Si son presi i nostri cuori, sotto una coperta scura
sotto una luna morta pccola, dormivamo senza paura.

La serata è già iniziata, i primi credo siano arrivati già da un’ora. Di fronte a me siedono una cinquantina di persone, a formare un cerchio. Al centro, due ragazzi suonano la chitarra. Lui ha i capelli biondi a caschetto, lei indossa una canottiera bianca. Mentre cantano, lui ondeggia con la testa, per sistemarsi il ciuffo; lei si guarda intorno, non riesce a stare ferma. Come stesse cercando la prossima strofa sulla bocca degli altri, come se chiedesse loro una mano, tendendola allo stesso tempo.

E sono gli altri a parlare, quando la canzone finisce. Ognuno propone: la sua preferita, o la canzone preferita dell’amico che non vuole alzare la voce, oppure la canzone che ritiene più difficile, oppure ancora quella che crede sia più facile da cantare. Nessuno comanda, nessuno decide che cosa suonare. Unica regola, l’autore: questa sera si suonano soltanto le sue canzoni. Come recita il titolo dell’evento, Volume 4, è la quarta volta che un ritrovo tematico e – a suo modo – anarchico, si svolge a Genova. Un numero libero e indefinito di persone che suonano, chi la chitarra, chi il cajon, chi – i più arditi- un violino. La piazza, la gente, i passanti, cantano, se vogliono, altrimenti ascoltano.

Tu prova ad avere un mondo nel cuore
e non riesci ad esprimerlo con le parole.

Già. Come un martello pneumatico questi versi mi perseguitano da quando li ho capiti la prima volta. Da quando, per farla breve, ho saputo il mondo che ho nel cuore e da quando ho imparato quanto sia difficile raccontarlo. A pochi passi da me c’è uno dei ragazzi che ha organizzato il raduno. Lo conosco perché l’ho già incontrato a Milano durante appuntamenti simili. È qui con la sua ragazza, che per nulla al mondo potrebbe perdersi un’occasione del genere. È scesa anche lei da Milano, ma si fermerà qui a dormire. Beata lei. Sono entrambi di Genova, lei innamorata di ogni singolo caruggio della città vecchia, tanto che ci camminerebbe per giorni interi, sostiene. Lui tifoso sfegatato del Genoa. Come ogni vero genovese, dice. Un giorno, ricordo, mi aveva promesso di portarmi a vedere Via del Campo.

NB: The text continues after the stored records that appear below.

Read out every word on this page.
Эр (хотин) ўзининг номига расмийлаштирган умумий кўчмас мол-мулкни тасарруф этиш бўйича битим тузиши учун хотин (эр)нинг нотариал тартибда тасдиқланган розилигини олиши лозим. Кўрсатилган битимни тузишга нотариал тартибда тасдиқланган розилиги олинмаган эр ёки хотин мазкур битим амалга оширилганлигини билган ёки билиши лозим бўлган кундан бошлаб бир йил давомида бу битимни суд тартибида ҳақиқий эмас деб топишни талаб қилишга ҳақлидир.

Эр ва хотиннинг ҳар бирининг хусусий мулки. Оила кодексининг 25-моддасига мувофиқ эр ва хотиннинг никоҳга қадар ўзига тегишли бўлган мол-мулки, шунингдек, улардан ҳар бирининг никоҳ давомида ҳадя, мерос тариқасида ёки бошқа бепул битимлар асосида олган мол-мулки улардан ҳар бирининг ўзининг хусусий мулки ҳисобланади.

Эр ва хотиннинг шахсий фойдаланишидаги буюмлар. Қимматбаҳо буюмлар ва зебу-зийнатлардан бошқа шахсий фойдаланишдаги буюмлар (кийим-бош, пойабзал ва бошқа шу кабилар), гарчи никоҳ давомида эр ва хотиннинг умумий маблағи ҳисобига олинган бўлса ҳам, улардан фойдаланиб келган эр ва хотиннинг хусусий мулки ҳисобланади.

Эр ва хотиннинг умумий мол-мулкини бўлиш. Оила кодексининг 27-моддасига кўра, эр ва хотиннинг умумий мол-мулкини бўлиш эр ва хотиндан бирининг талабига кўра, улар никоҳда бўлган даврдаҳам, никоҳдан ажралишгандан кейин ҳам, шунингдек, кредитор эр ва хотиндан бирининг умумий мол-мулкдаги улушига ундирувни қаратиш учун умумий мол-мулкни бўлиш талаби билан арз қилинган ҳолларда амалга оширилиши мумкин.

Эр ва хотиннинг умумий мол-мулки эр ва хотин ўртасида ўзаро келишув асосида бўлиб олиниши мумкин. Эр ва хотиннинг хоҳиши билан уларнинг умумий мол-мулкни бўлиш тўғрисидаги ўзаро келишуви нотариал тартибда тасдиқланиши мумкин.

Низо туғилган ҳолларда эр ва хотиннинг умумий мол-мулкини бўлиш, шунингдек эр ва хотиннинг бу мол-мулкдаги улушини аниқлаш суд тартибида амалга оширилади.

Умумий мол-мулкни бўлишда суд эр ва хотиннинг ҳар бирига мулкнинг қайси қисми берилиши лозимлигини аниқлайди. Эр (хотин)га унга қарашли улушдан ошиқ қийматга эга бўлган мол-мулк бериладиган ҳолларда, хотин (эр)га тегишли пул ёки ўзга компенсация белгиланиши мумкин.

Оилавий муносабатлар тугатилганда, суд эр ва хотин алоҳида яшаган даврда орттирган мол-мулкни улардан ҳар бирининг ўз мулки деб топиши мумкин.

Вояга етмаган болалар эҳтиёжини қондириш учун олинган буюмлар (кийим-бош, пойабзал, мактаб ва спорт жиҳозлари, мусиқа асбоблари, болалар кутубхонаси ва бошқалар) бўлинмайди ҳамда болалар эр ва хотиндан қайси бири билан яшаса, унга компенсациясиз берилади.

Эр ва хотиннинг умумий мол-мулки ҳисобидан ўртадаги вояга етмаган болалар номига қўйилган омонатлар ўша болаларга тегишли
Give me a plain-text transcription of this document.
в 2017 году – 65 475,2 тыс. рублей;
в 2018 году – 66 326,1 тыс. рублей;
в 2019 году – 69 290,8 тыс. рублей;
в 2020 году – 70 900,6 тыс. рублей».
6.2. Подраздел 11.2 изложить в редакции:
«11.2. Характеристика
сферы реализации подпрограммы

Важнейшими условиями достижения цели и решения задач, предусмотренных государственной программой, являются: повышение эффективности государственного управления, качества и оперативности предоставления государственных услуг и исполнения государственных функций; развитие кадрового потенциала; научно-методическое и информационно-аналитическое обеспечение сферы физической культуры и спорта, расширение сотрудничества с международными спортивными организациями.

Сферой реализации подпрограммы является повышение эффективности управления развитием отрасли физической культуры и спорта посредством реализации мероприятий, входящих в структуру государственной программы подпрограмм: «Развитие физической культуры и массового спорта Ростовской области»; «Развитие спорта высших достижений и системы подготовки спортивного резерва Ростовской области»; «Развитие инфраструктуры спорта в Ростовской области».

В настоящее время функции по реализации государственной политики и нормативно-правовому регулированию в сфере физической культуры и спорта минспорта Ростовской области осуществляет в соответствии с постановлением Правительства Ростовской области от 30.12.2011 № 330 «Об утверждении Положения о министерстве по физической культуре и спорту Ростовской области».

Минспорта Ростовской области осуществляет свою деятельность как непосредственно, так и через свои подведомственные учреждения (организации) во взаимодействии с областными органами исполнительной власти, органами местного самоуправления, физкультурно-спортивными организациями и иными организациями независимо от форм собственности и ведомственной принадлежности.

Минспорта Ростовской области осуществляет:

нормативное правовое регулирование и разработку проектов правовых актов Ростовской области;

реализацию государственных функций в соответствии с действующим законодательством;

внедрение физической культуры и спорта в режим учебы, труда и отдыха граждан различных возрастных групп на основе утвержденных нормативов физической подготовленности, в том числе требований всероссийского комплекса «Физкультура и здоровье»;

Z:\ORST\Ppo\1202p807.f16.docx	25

-Non è lontana da qui vero?

Nei quartieri dove il sole del buon Dio non dà i suoi raggi
ha già troppi impegni per scaldar la gente d’altri paraggi.

Ho finito di trangugiare un panino e ho imbracciato la chitarra, sedendomi al fianco dei due ragazzi al centro del gruppo che, sorridendomi, mi avevano invitato. Stiamo suonando uno dei miei pezzi preferiti e forse il più rappresentativo della zona della città in cui siamo seduti. In cui sono seduto a piedi nudi, in un tentativo a metà strada tra la chimerica volontà di abbracciare e sentire meglio la città e il cretino e infantile anelito inconscio a sporcare poi l’asciugamano di casa. Ho detto uno dei miei preferiti, ma mentre lo dico, ogni volta, mi accorgo che lo penso per troppe canzoni e che, in fondo, non saprei dire quale sia davvero il pezzo che mi piaccia di più. Forse la migliore è quella che non ha mai scritto.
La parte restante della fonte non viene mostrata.